Article 1 Read 24 Citations Impact Pathways to Address Social Well-Being and Social Justice in SLCA—Fair Wage and Level of Education Sabrina Neugebauer, Marzia Traverso, René Scheumann, Ya-Ju C... Published: 30 July 2014
Sustainability, doi: 10.3390/su6084839
DOI See at publisher website ABS Show/hide abstract
Social well-being and social justice are meant to create a positive outcome meaningful for people and societies. According to the guidelines of social life cycle assessment, especially well-being should be considered as the main area of protection to assess social impacts of products. In addition, equity and equality need to be addressed in terms of social justice to ensure a fair and ethic society.
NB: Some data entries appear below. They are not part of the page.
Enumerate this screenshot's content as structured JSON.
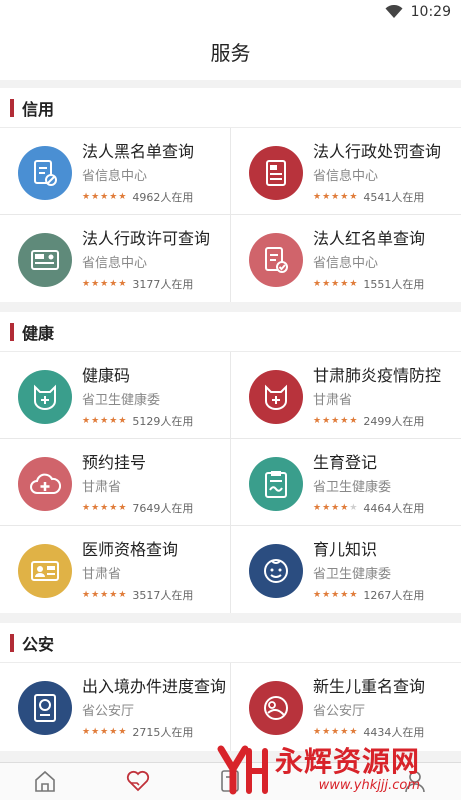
{
  "status": {
    "time": "10:29"
  },
  "header": {
    "title": "服务"
  },
  "sections": [
    {
      "title": "信用",
      "items": [
        {
          "title": "法人黑名单查询",
          "source": "省信息中心",
          "users": "4962人在用",
          "rating": 5,
          "icon": "blacklist-doc-icon",
          "color": "#4a8fd3"
        },
        {
          "title": "法人行政处罚查询",
          "source": "省信息中心",
          "users": "4541人在用",
          "rating": 5,
          "icon": "penalty-doc-icon",
          "color": "#b8333c"
        },
        {
          "title": "法人行政许可查询",
          "source": "省信息中心",
          "users": "3177人在用",
          "rating": 5,
          "icon": "license-card-icon",
          "color": "#5f8a7a"
        },
        {
          "title": "法人红名单查询",
          "source": "省信息中心",
          "users": "1551人在用",
          "rating": 5,
          "icon": "redlist-doc-icon",
          "color": "#d0646b"
        }
      ]
    },
    {
      "title": "健康",
      "items": [
        {
          "title": "健康码",
          "source": "省卫生健康委",
          "users": "5129人在用",
          "rating": 5,
          "icon": "health-code-icon",
          "color": "#3a9e8c"
        },
        {
          "title": "甘肃肺炎疫情防控",
          "source": "甘肃省",
          "users": "2499人在用",
          "rating": 5,
          "icon": "epidemic-icon",
          "color": "#b8333c"
        },
        {
          "title": "预约挂号",
          "source": "甘肃省",
          "users": "7649人在用",
          "rating": 5,
          "icon": "cloud-medical-icon",
          "color": "#d0646b"
        },
        {
          "title": "生育登记",
          "source": "省卫生健康委",
          "users": "4464人在用",
          "rating": 4,
          "icon": "clipboard-icon",
          "color": "#3a9e8c"
        },
        {
          "title": "医师资格查询",
          "source": "甘肃省",
          "users": "3517人在用",
          "rating": 5,
          "icon": "doctor-card-icon",
          "color": "#e0b246"
        },
        {
          "title": "育儿知识",
          "source": "省卫生健康委",
          "users": "1267人在用",
          "rating": 5,
          "icon": "baby-face-icon",
          "color": "#2b4d80"
        }
      ]
    },
    {
      "title": "公安",
      "items": [
        {
          "title": "出入境办件进度查询",
          "source": "省公安厅",
          "users": "2715人在用",
          "rating": 5,
          "icon": "passport-icon",
          "color": "#2b4d80"
        },
        {
          "title": "新生儿重名查询",
          "source": "省公安厅",
          "users": "4434人在用",
          "rating": 5,
          "icon": "newborn-icon",
          "color": "#b8333c"
        }
      ]
    }
  ],
  "tabs": [
    {
      "icon": "home-icon"
    },
    {
      "icon": "heart-hand-icon",
      "active": true
    },
    {
      "icon": "doc-icon"
    },
    {
      "icon": "person-icon"
    }
  ],
  "watermark": {
    "name": "永辉资源网",
    "url": "www.yhkjjj.com"
  }
}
However, even if a lot of studies focused on the definition social indicators to assess resulting impacts, neither have scientific or common agreements been founded to define a valid set of indicators, nor have consistent pathways from inventory towards impact indicators been established. This work, therefore, proposes possible pathways from life cycle inventory to impact assessment of two social midpoint categories: fair wage and level of education. Respective cause-effect-chains are developed based on the environmental life cycle assessment principle. Correspondingly, social inventory indicators throughout direct impacts to midpoint and endpoint categories are defined. Three endpoint categories are included (economic welfare, damage to human health and environmental stability) to address social well-being and social justice. Qualitative characterization factors and a scaling method are proposed to evaluate the impacts according to threshold and reference values from valuable literature.